Blabbermouth: Are you in touch with Paul Di’Anno at all these days?
Dennis: “No. Well, I’ll be honest with you: [Di’Anno manager] Stjepan Juras has been contacting me for the last two years regarding playing some gigs with Paul in Brazil. He called me many times, texted me and said, ‘Would you ever play with Paul?’ I said, ‘I never say never, but you called me in the middle of 2023. I’ve already booked a tour of Brazil with different promoters than you used.
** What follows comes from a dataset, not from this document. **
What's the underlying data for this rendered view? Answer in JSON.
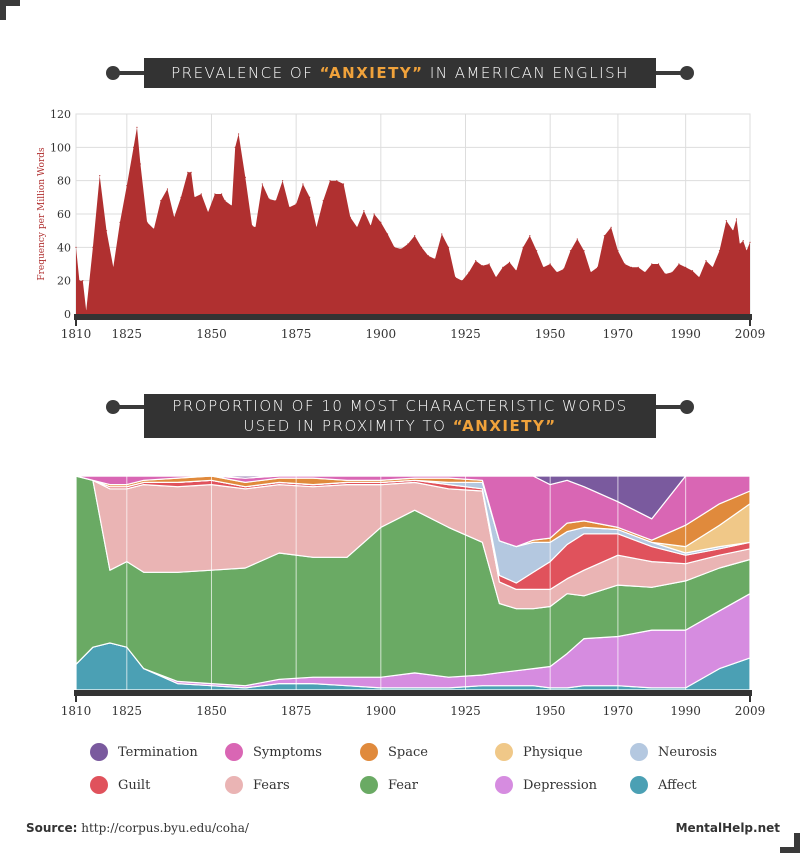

I’m not saying never, but at the moment, it’s the wrong time.’ I left it there. Then I spoke to him at a BRITISH LION gig, then I spoke to him again at the Racetrack and I said, ‘Look, I’m trying to be totally straight and honest with you. I’m never going to say I’m never playing with Paul, but at the moment, it’s the wrong time. He needs a lot of time in his recovery from his operation. I don’t suppose he enjoys singing in a wheelchair every night.’ My thing is that it’s too much for Paul at the moment. They’re rushing him into doing things. He’s got 50 shows this year. If that goes ahead, I wish him luck. It’s grueling.”
Blabbermouth: That makes me wonder whether retirement has crossed your mind, Dennis.
Dennis: “I can’t at this moment. I tried during COVID-19, and we ended up nearly starving. So that’s on hold for the moment, but I don’t want to.”